Entretanto, mesmo com a clareza da dicção do artigo 49,§1º da lei Federal 11.101/05 e a vertente doutrinária que se firmou, a temática referente à suspensão das ações e execuções individuais propostas em face dos avalistas dos títulos de crédito foi levada repetidamente à discussão perante nossos tribunais.
No final do ano de 2014, em sede de julgamento do REsp 1.333.349, sob o rito dos repetitivos estabelecido no artigo 543-C do CPC, a 2ª seção do C. Superior Tribunal de Justiça, sob a relatoria do ministro Luis Felipe Salomão aprovou a seguinte tese: "A recuperação judicial do devedor principal não impede o prosseguimento das execuções, nem tampouco induz suspensão ou extinção de ações ajuizadas contra terceiros devedores solidários ou coobrigados em geral, por garantia cambial, real ou fidejussória, pois não se lhes aplicam a suspensão prevista nos artigos 6º, caput, e 52, inciso III, ou a novação a que se refere o artigo 59, caput, por força do que dispõe o artigo 49, parágrafo 1º, todos da Lei 11.101/2005.”
Nesse sentido, o C. STJ colocou uma pá de cal sobre o assunto, garantindo às instituições financeiras a possibilidade jurídica de executar os avalistas dos títulos de crédito emitidos pela empresa, independentemente da concessão da recuperação judicial à sociedade empresária ou mesmo depois de aprovado o plano de recuperação judicial.

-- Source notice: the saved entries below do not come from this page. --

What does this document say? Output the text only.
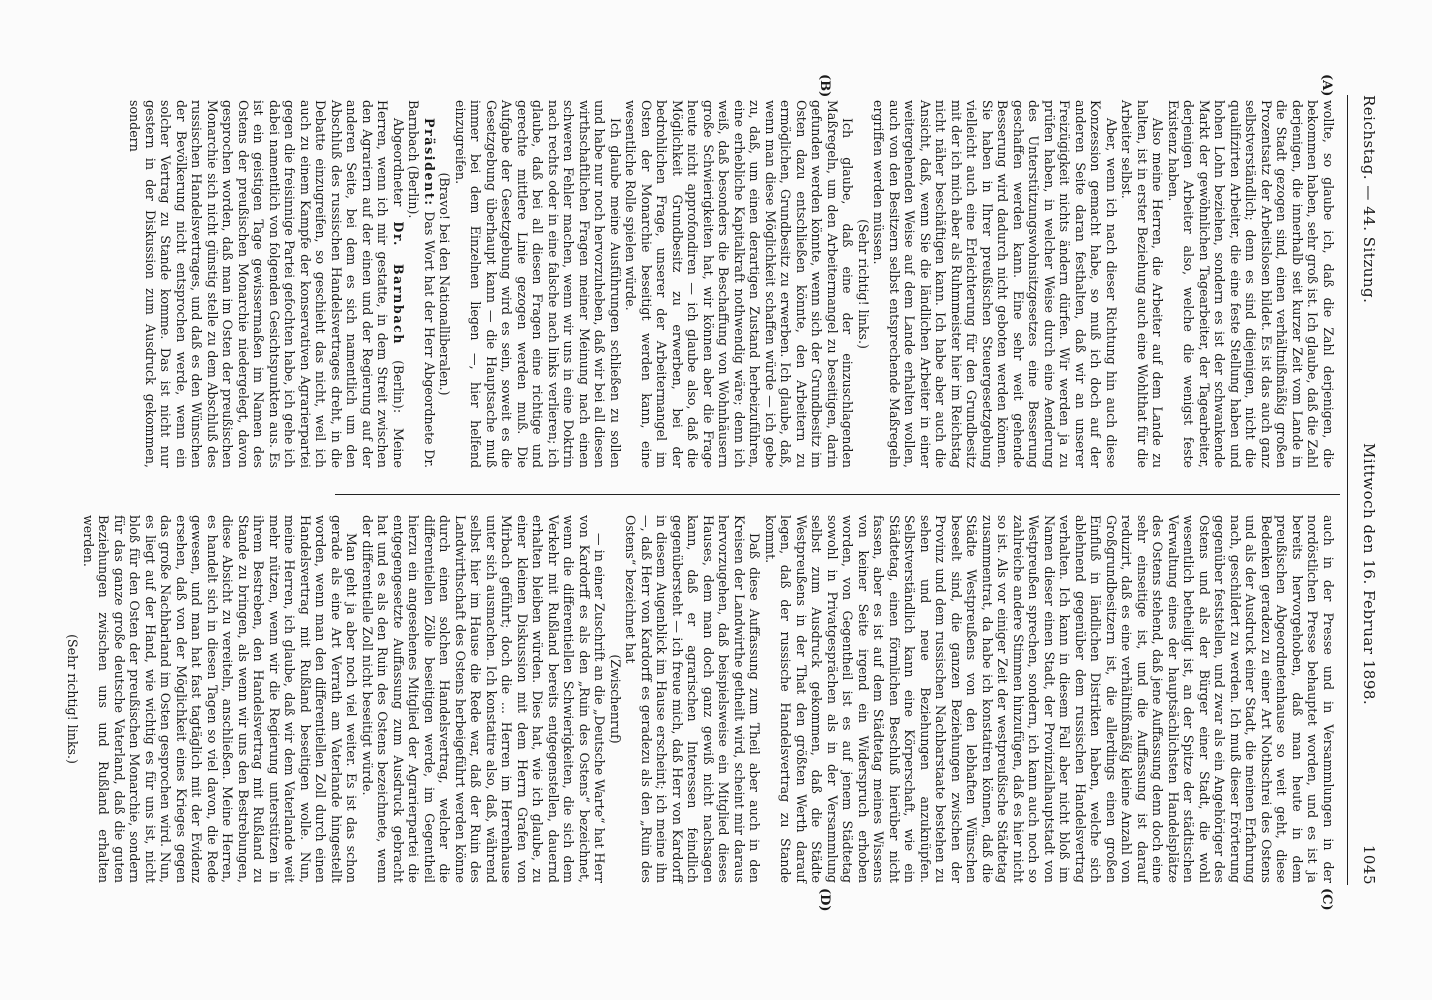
Reichstag. — 44. Sitzung.
Mittwoch den 16. Februar 1898.
1045
(A)
(B)
(C)
(D)

wollte, so glaube ich, daß die Zahl derjenigen, die bekommen haben, sehr groß ist. Ich glaube, daß die Zahl derjenigen, die innerhalb seit kurzer Zeit vom Lande in die Stadt gezogen sind, einen verhältnißmäßig großen Prozentsatz der Arbeitslosen bildet. Es ist das auch ganz selbstverständlich; denn es sind diejenigen, nicht die qualifizirten Arbeiter, die eine feste Stellung haben und hohen Lohn beziehen, sondern es ist der schwankende Markt der gewöhnlichen Tagearbeiter, der Tagearbeiter, derjenigen Arbeiter also, welche die wenigst feste Existenz haben.

Also meine Herren, die Arbeiter auf dem Lande zu halten, ist in erster Beziehung auch eine Wohlthat für die Arbeiter selbst.

Aber, wenn ich nach dieser Richtung hin auch diese Konzession gemacht habe, so muß ich doch auf der anderen Seite daran festhalten, daß wir an unserer Freizügigkeit nichts ändern dürfen. Wir werden ja zu prüfen haben, in welcher Weise durch eine Aenderung des Unterstützungswohnsitzgesetzes eine Besserung geschaffen werden kann. Eine sehr weit gehende Besserung wird dadurch nicht geboten werden können. Sie haben in Ihrer preußischen Steuergesetzgebung vielleicht auch eine Erleichterung für den Grundbesitz mit der ich mich aber als Ruhmmeister hier im Reichstag nicht näher beschäftigen kann. Ich habe aber auch die Ansicht, daß, wenn Sie die ländlichen Arbeiter in einer weitergehenden Weise auf dem Lande erhalten wollen, auch von den Besitzern selbst entsprechende Maßregeln ergriffen werden müssen.

(Sehr richtig! links.)

Ich glaube, daß eine der einzuschlagenden Maßregeln, um den Arbeitermangel zu beseitigen, darin gefunden werden könnte, wenn sich der Grundbesitz im Osten dazu entschließen könnte, den Arbeitern zu ermöglichen, Grundbesitz zu erwerben. Ich glaube, daß, wenn man diese Möglichkeit schaffen würde — ich gebe zu, daß, um einen derartigen Zustand herbeizuführen, eine erhebliche Kapitalkraft nothwendig wäre; denn ich weiß, daß besonders die Beschaffung von Wohnhäusern große Schwierigkeiten hat, wir können aber die Frage heute nicht approfondiren — ich glaube also, daß die Möglichkeit Grundbesitz zu erwerben, bei der bedrohlichen Frage, unserer der Arbeitermangel im Osten der Monarchie beseitigt werden kann, eine wesentliche Rolle spielen würde.

Ich glaube meine Ausführungen schließen zu sollen und habe nur noch hervorzuheben, daß wir bei all diesen wirthschaftlichen Fragen meiner Meinung nach einen schweren Fehler machen, wenn wir uns in eine Doktrin nach rechts oder in eine falsche nach links verlieren; ich glaube, daß bei all diesen Fragen eine richtige und gerechte mittlere Linie gezogen werden muß. Die Aufgabe der Gesetzgebung wird es sein, soweit es die Gesetzgebung überhaupt kann — die Hauptsache muß immer bei dem Einzelnen liegen —, hier helfend einzugreifen.

(Bravo! bei den Nationalliberalen.)

Präsident: Das Wort hat der Herr Abgeordnete Dr. Barnbach (Berlin).

Abgeordneter Dr. Barnbach (Berlin): Meine Herren, wenn ich mir gestatte, in dem Streit zwischen den Agrariern auf der einen und der Regierung auf der anderen Seite, bei dem es sich namentlich um den Abschluß des russischen Handelsvertrages dreht, in die Debatte einzugreifen, so geschieht das nicht, weil ich auch zu einem Kampfe der konservativen Agrarierpartei gegen die freisinnige Partei gefochten habe, ich gehe ich dabei namentlich von folgenden Gesichtspunkten aus. Es ist ein geistigen Tage gewissermaßen im Namen des Ostens der preußischen Monarchie niedergelegt, davon gesprochen worden, daß man im Osten der preußischen Monarchie sich nicht günstig stelle zu dem Abschluß des russischen Handelsvertrages, und daß es den Wünschen der Bevölkerung nicht entsprochen werde, wenn ein solcher Vertrag zu Stande komme. Das ist nicht nur gestern in der Diskussion zum Ausdruck gekommen, sondern

auch in der Presse und in Versammlungen in der nordöstlichen Presse behauptet worden, und es ist ja bereits hervorgehoben, daß man heute in dem preußischen Abgeordnetenhause so weit geht, diese Bedenken geradezu zu einer Art Nothschrei des Ostens und als der Ausdruck einer Stadt, die meinen Erfahrung nach, geschildert zu werden. Ich muß dieser Erörterung gegenüber feststellen, und zwar als ein Angehöriger des Ostens und als der Bürger einer Stadt, die wohl wesentlich betheiligt ist, an der Spitze der städtischen Verwaltung eines der hauptsächlichsten Handelsplätze des Ostens stehend, daß jene Auffassung denn doch eine sehr einseitige ist, und die Auffassung ist darauf reduzirt, daß es eine verhältnißmäßig kleine Anzahl von Großgrundbesitzern ist, die allerdings einen großen Einfluß in ländlichen Distrikten haben, welche sich ablehnend gegenüber dem russischen Handelsvertrag verhalten. Ich kann in diesem Fall aber nicht bloß im Namen dieser einen Stadt, der Provinzialhauptstadt von Westpreußen sprechen, sondern, ich kann auch noch so zahlreiche andere Stimmen hinzufügen, daß es hier nicht so ist. Als vor einiger Zeit der westpreußische Städtetag zusammentrat, da habe ich konstatiren können, daß die Städte Westpreußens von den lebhaften Wünschen beseelt sind, die ganzen Beziehungen zwischen der Provinz und dem russischen Nachbarstaate bestehen zu sehen und neue Beziehungen anzuknüpfen. Selbstverständlich kann eine Körperschaft, wie ein Städtetag, einen förmlichen Beschluß hierüber nicht fassen, aber es ist auf dem Städtetag meines Wissens von keiner Seite irgend ein Widerspruch erhoben worden, von Gegentheil ist es auf jenem Städtetag sowohl in Privatgesprächen als in der Versammlung selbst zum Ausdruck gekommen, daß die Städte Westpreußens in der That den größten Werth darauf legen, daß der russische Handelsvertrag zu Stande kommt.

Daß diese Auffassung zum Theil aber auch in den Kreisen der Landwirthe getheilt wird, scheint mir daraus hervorzugehen, daß beispielsweise ein Mitglied dieses Hauses, dem man doch ganz gewiß nicht nachsagen kann, daß er agrarischen Interessen feindlich gegenübersteht — ich freue mich, daß Herr von Kardorff in diesem Augenblick im Hause erscheint; ich meine ihn —, daß Herr von Kardorff es geradezu als den „Ruin des Ostens“ bezeichnet hat

(Zwischenruf)

— in einer Zuschrift an die „Deutsche Warte“ hat Herr von Kardorff es als den „Ruin des Ostens“ bezeichnet, wenn die differentiellen Schwierigkeiten, die sich dem Verkehr mit Rußland bereits entgegenstellen, dauernd erhalten bleiben würden. Dies hat, wie ich glaube, zu einer kleinen Diskussion mit dem Herrn Grafen von Mirbach geführt; doch die ... Herren im Herrenhause unter sich ausmachen. Ich konstatire also, daß, während selbst hier im Hause die Rede war, daß der Ruin des Landwirthschaft des Ostens herbeigeführt werden könne durch einen solchen Handelsvertrag, welcher die differentiellen Zölle beseitigen werde, im Gegentheil hierzu ein angesehenes Mitglied der Agrarierpartei die entgegengesetzte Auffassung zum Ausdruck gebracht hat und es als den Ruin des Ostens bezeichnete, wenn der differentielle Zoll nicht beseitigt würde.

Man geht ja aber noch viel weiter. Es ist das schon gerade als eine Art Verrath am Vaterlande hingestellt worden, wenn man den differentiellen Zoll durch einen Handelsvertrag mit Rußland beseitigen wolle. Nun, meine Herren, ich glaube, daß wir dem Vaterlande weit mehr nützen, wenn wir die Regierung unterstützen in ihrem Bestreben, den Handelsvertrag mit Rußland zu Stande zu bringen, als wenn wir uns den Bestrebungen, diese Absicht zu vereiteln, anschließen. Meine Herren, es handelt sich in diesen Tagen so viel davon, die Rede gewesen, und man hat fast tagtäglich mit der Evidenz ersehen, daß von der Möglichkeit eines Krieges gegen das große Nachbarland im Osten gesprochen wird. Nun, es liegt auf der Hand, wie wichtig es für uns ist, nicht bloß für den Osten der preußischen Monarchie, sondern für das ganze große deutsche Vaterland, daß die guten Beziehungen zwischen uns und Rußland erhalten werden.

(Sehr richtig! links.)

Assim, conferiu-se maior segurança jurídica e econômica aos bancos para a concessão dos empréstimos financeiros às sociedades empresárias, uma vez que restou garantido às instituições financeiras, na hipótese de inadimplência do mútuo bancário, o direito de perseguir a satisfação do crédito junto aos avalistas dos títulos de crédito emitidos pela empresa, independentemente da concessão da recuperação judicial ou da aprovação do plano de recuperação judicial. Como se sabe, não há desenvolvimento econômico sem o mínimo de segurança jurídica. Dessa forma, é de se aplaudir a tese recentemente firmada pelo STJ.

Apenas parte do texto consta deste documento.